Hundreds of DFL voters disenfranchised in Senate district 11 primary

What if the very system so-called voting rights activists instituted to take the inconvenience out of voting in person at the polls in fact ended up disenfranchising hundreds of voters instead? That’s one potential take-away from the fiasco that resulted in the disenfranchisement of hundreds of voters who mailed in ballots in the recent DFL special Senate primary, only to discover their votes didn’t count.

The ballots arrived too late to be included in the tally, according to the Duluth News Tribune.

More than 400 mail-in ballots went uncounted in the special election primary in Senate District 11 earlier this month. The ballots were returned following the Jan. 22 primary and arrived too late to be counted.

Most of the late ballots came in Carlton County, where 250 ballots arrived Friday — days after the election, said Auditor Paul Gassert, who added that ballots continued to trickle in Monday with 12 more.

“If I’m a voter,” Gassert said, “it’s frustrating.”

Winning candidate Stu Lourey’s margin of victory of 233 votes was well within the total number of ballots that were left unopened and uncounted. In fact, voters continue to be disenfranchised daily as more mail-in ballots trickle in.

Senate District 11 serves Carlton and Pine counties as well as small parts of St. Louis and Kanabec counties. Only Carlton and Pine counties feature mail-ballot precincts in the district, totaling slightly more than 3,000 registered mail-in voters. Mail-in balloting has become a popular mechanism throughout the state for some of its rural-most areas.

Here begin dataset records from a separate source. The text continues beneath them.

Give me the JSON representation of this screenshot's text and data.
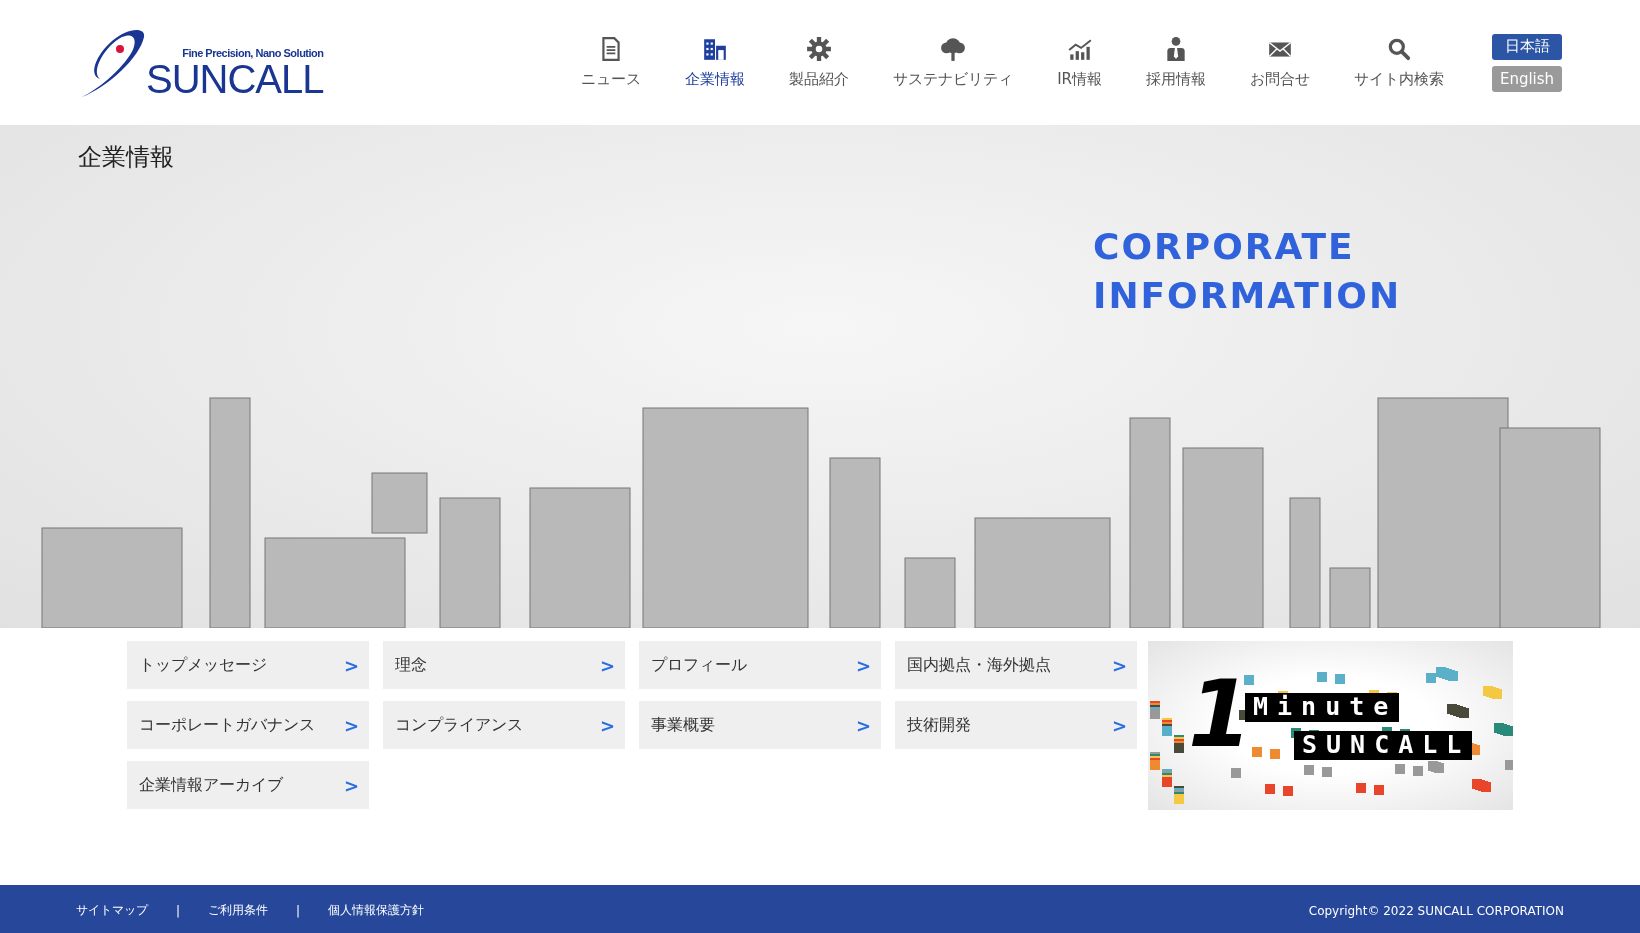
{
  "header": {
    "logo": {
      "tagline": "Fine Precision, Nano Solution",
      "name": "SUNCALL"
    },
    "nav": [
      {
        "label": "ニュース",
        "selected": false
      },
      {
        "label": "企業情報",
        "selected": true
      },
      {
        "label": "製品紹介",
        "selected": false
      },
      {
        "label": "サステナビリティ",
        "selected": false
      },
      {
        "label": "IR情報",
        "selected": false
      },
      {
        "label": "採用情報",
        "selected": false
      },
      {
        "label": "お問合せ",
        "selected": false
      },
      {
        "label": "サイト内検索",
        "selected": false
      }
    ],
    "languages": [
      {
        "label": "日本語",
        "selected": true
      },
      {
        "label": "English",
        "selected": false
      }
    ]
  },
  "hero": {
    "title": "企業情報",
    "heading_lines": [
      "CORPORATE",
      "INFORMATION"
    ]
  },
  "menu": [
    {
      "label": "トップメッセージ",
      "arrow": ">"
    },
    {
      "label": "理念",
      "arrow": ">"
    },
    {
      "label": "プロフィール",
      "arrow": ">"
    },
    {
      "label": "国内拠点・海外拠点",
      "arrow": ">"
    },
    {
      "label": "コーポレートガバナンス",
      "arrow": ">"
    },
    {
      "label": "コンプライアンス",
      "arrow": ">"
    },
    {
      "label": "事業概要",
      "arrow": ">"
    },
    {
      "label": "技術開発",
      "arrow": ">"
    },
    {
      "label": "企業情報アーカイブ",
      "arrow": ">"
    }
  ],
  "banner": {
    "number": "1",
    "line_1": "Minute",
    "line_2": "SUNCALL"
  },
  "footer": {
    "links": [
      "サイトマップ",
      "ご利用条件",
      "個人情報保護方針"
    ],
    "separators": [
      "|",
      "|"
    ],
    "copyright": "Copyright© 2022 SUNCALL CORPORATION"
  }
}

In the case of the Senate District 11 special election, Carlton County, in particular, struggled to get out the primary ballots following the Gov. Dayton order. Supplies that had dwindled following the November midterms had to be replenished in short order, Gassert said. There was also no mail delivery on Martin Luther King Jr. Day, which fell the day before the primary and slowed the return of ballots.

Yet Minnesota Secretary of State Steve Simon’s office appeared to downplay the clear cut case of hundreds of Minnesotans whose votes didn’t count and may well have swung the outcome of the primary election.

“The truncated timeline for the special election in Senate District 11 is a challenge for election administrators and county auditors to get (mail-in) ballots out and get them back,” said spokesman Ben Petok of the Minnesota Secretary of State’s Office.

Maybe mailing it in when it comes to voting isn’t everything it’s cracked up to be. In fact, local election officials warn it could be deja vu all over again in the special election in Senate District 11 coming up on February 5.